Any surgical procedure carries certain risks. Fortunately, serious complications are very uncommon. While there have been reported cases of death, organ or vessel perforation, skin loss or severe scarring, we have not seen any of these major complications in our experience with the operation over a period exceeding 15 years. A slight dimpling or waviness may occur after surgery, especially in patients with poor skin elasticity. When it does occur, this tends to diminish with time, and rarely is of significant magnitude. This problem can be minimized by faithful use of elastic garments for a few weeks following surgery. The operated area is frequently numb for some time after surgery, but normal sensation eventually returns.

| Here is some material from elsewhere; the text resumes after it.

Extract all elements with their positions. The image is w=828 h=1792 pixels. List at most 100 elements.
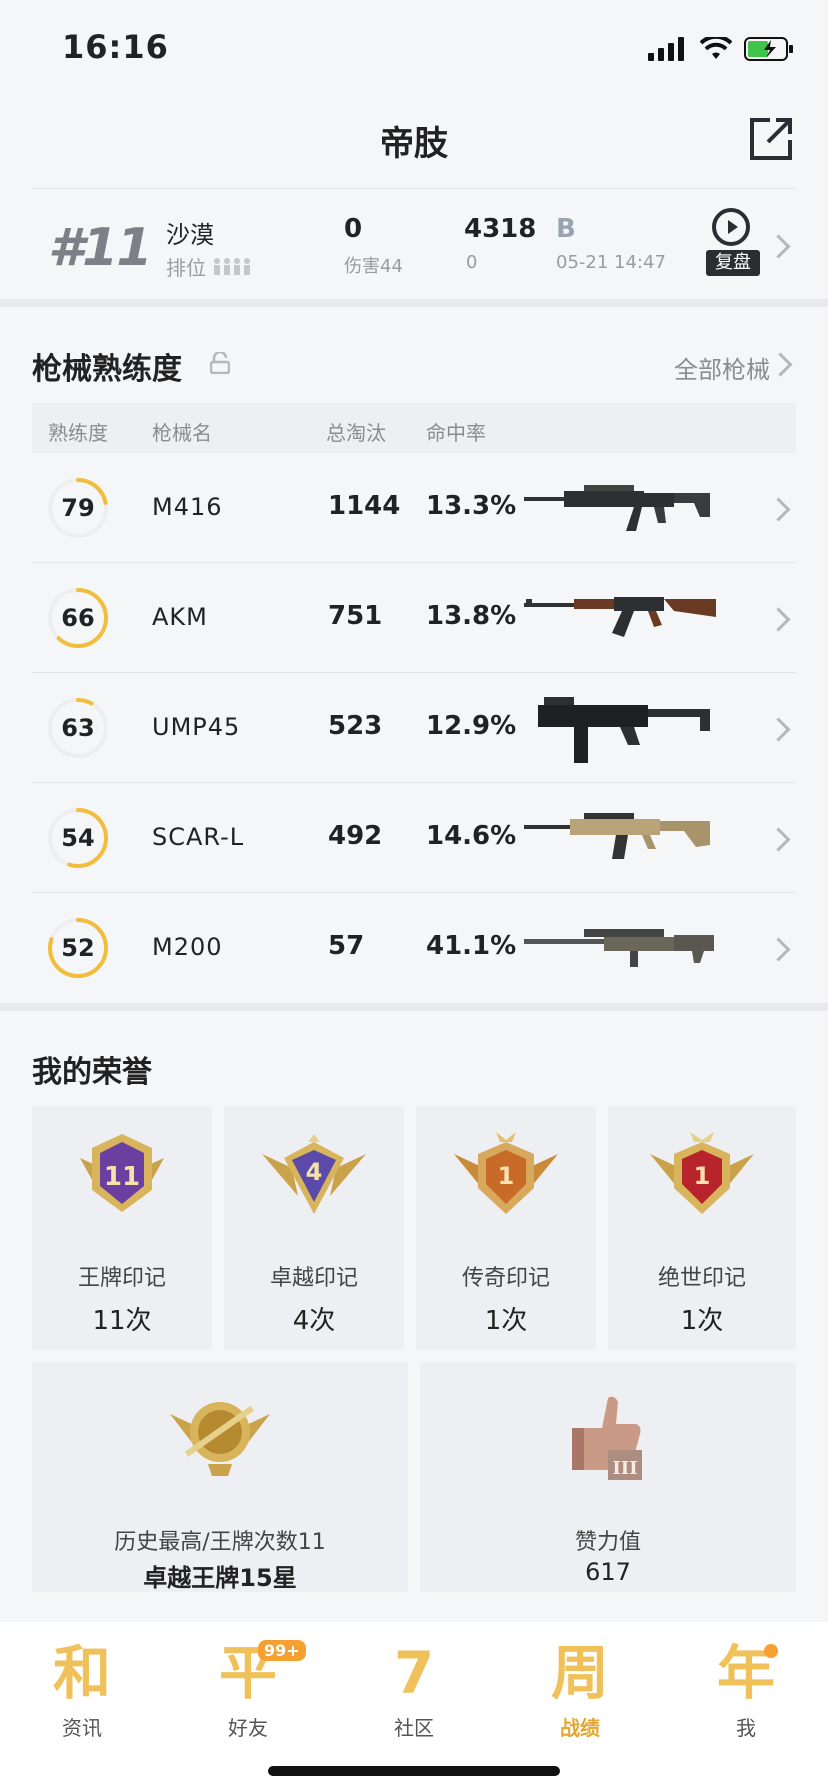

Occasional long-standing soreness may occur. Infection can occur but is rare.
Patients must be aware that results vary from individual to individual and no specific result can be assured prior to surgery. The amount of fat that can be removed is not predictable. In some cases, less than ideal amounts are subject to extraction because of potential bleeding or simply the nature of the tissues. We always try to remove as much as possible, but our primary concern is the safety of our patients.
Liposuction surgery has brought a new dimension to body contouring surgery, providing an opportunity for corrections that were not feasible only a few years ago. It is certainly one of the most exciting advancements in cosmetic surgery.
For years, surgeons have been re-injecting fat harvested through liposuction. It has been used as a filler throughout the face and body. Currently this procedure has been highly touted. Our experience has not been nearly as good as is commonly reported. The main problem is that much of the fat that is re-injected atrophies over time. Surgeons who highly recommend the procedure are quick to advise that multiple procedures are often necessary to obtain the desirable result.
Recently there has been considerable interest in re-injecting fat into the buttocks. This is commonly known as the “Brazilian Butt Lift” We have done quite a few of these procedures in patients who are undergoing liposuction. Since the fat would be discarded if we did not re-inject it, we feel the procedure is reasonable so long as patients understand that much if not all of the fat may eventually be absorbed. The initial results are generally quite favorable, but we have not had enough long term follow up to make any reasonable prediction as to how much of the fat will remain.
We have also found fat re-injection to be useful when injected into the back of the hand to rejuvenate aging hands.